Op grond van haar onderzoek overweegt en beslist de beroepscommissie als volgt.

1. De inhoud van de bestreden beslissing
De selectiefunctionaris heeft klagers verzoek tot overplaatsing naar het huis van bewaring (h.v.b.) Amsterdam afgewezen.

2. De feiten
Klager is sedert 20 december 2007 gedetineerd. Hij verblijft in het h.v.b. Grave.

3. De standpunten
3.1. Klager heeft het beroep als volgt toegelicht.
Klager is soms emotioneel omdat zijn dochter niet bij hem op bezoek kan komen. Zijn dochter heeft namelijk een handicap, het syndroom van Down. Er is voor klagers dochter geen mogelijkheid naar hem af te reizen vanwege haar handicap. Ook is er geen
geld
voor. Klagers dochter en zijn familie wonen in Amsterdam. De tweede reden waarom klager verzoekt om overplaatsing is dat hij het gevaarlijk acht tussen gedetineerden te verblijven die moordenaars zijn en 5 á 6 jaar vastzitten.

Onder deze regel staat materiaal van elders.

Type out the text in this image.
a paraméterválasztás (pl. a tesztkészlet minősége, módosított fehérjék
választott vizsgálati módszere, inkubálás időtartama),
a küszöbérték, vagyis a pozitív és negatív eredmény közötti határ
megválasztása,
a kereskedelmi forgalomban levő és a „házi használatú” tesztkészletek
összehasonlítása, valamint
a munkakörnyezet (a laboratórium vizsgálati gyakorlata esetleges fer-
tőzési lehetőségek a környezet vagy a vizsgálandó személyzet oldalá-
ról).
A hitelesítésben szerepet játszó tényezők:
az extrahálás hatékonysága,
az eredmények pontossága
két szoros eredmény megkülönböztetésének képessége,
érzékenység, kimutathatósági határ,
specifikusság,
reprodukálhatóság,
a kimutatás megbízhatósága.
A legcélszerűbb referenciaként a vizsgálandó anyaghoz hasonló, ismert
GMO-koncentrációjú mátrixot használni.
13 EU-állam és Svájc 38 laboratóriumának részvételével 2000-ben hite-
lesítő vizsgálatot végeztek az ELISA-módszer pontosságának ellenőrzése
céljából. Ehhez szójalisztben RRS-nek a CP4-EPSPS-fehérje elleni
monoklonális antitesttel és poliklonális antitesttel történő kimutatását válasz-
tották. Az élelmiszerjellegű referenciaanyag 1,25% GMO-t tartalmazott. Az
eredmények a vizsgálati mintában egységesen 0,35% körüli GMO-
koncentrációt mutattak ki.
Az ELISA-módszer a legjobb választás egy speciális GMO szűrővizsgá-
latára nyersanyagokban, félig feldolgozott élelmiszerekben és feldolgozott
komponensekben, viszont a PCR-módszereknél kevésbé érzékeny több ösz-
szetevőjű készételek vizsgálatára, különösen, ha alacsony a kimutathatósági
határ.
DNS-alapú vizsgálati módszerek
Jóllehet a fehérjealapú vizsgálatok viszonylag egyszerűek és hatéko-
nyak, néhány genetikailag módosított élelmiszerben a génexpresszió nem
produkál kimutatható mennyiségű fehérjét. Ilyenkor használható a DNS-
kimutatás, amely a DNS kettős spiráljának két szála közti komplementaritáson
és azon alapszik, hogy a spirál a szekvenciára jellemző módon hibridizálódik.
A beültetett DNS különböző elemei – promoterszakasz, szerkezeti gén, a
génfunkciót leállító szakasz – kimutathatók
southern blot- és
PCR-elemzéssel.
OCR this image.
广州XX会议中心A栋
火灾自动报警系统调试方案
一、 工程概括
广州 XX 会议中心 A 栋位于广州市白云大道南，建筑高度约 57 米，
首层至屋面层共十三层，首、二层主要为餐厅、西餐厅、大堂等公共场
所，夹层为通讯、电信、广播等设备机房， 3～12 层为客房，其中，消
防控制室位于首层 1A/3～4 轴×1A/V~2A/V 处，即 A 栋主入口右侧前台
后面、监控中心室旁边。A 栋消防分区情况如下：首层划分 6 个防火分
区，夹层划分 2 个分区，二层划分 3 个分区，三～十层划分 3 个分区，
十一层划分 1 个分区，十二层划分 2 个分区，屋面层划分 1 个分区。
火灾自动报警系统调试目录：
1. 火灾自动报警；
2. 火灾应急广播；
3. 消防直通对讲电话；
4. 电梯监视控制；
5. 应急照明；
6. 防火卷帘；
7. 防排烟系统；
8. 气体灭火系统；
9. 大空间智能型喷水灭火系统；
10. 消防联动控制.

Klager is daar bang voor.
Zelf zit hij nog ongeveer 12 maanden vast. Klager stelt wel verstoken te zijn van bezoek: zijn dochter en familie uit Amsterdam zijn nog niet één keer bij hem op bezoek geweest. Klager is het oneens met de medische verklaring, hij vindt het wel
belangrijk dat zijn dochter gehandicapt is en daardoor niet in staat is om te reizen. De enige persoon die bij klager op bezoek is geweest is zijn vriendin. Klager probeert zich altijd netjes te gedragen. Hij is een rustig persoon en een trotse vader
die zijn dochter al 9 weken niet heeft kunnen zien. Hij is veroordeeld voor drugs en de mensen van wie de drugs waren zoeken hem. Hij is dan ook bang dat die mensen in dezelfde inrichting vastzitten.

3.2. De selectiefunctionaris heeft de afwijzing van genoemd verzoek als volgt toegelicht.
De selectiefunctionaris ontving op 8 augustus 2008 vanuit het h.v.b. Grave het overplaatsingsvoorstel van klager. Het betrof een eigen verzoek tot overplaatsing in verband met bezoektechnische redenen. Klager geeft in zijn verzoek weer dat zijn dochter
niet op bezoek kan komen in verband met medische problematiek. Bijgevoegd werd een medische verklaring waaruit na vertaling van een medewerker van de inrichting, bleek dat klagers dochter het syndroom van Down heeft. Het verzoek om overplaatsing is
door
de selectiefunctionaris afgewezen omdat klager meerdere malen bezoek heeft ontvangen en er uit de medische verklaring weliswaar blijkt dat de dochter het syndroom van Down heeft, maar niet blijkt dat zij niet tot reizen in staat zou zijn. Uit een
actueel opgevraagd bezoekersoverzicht wordt onderbouwd dat klager inderdaad niet verstoken is van bezoek.

4. De beoordeling
4.1. Klager behoort, gelet op zijn status als veroordeelde in afwachting van plaatsing in een gevangenis, tot de categorie gedetineerden voor opneming van wie de huizen van bewaring zijn bestemd.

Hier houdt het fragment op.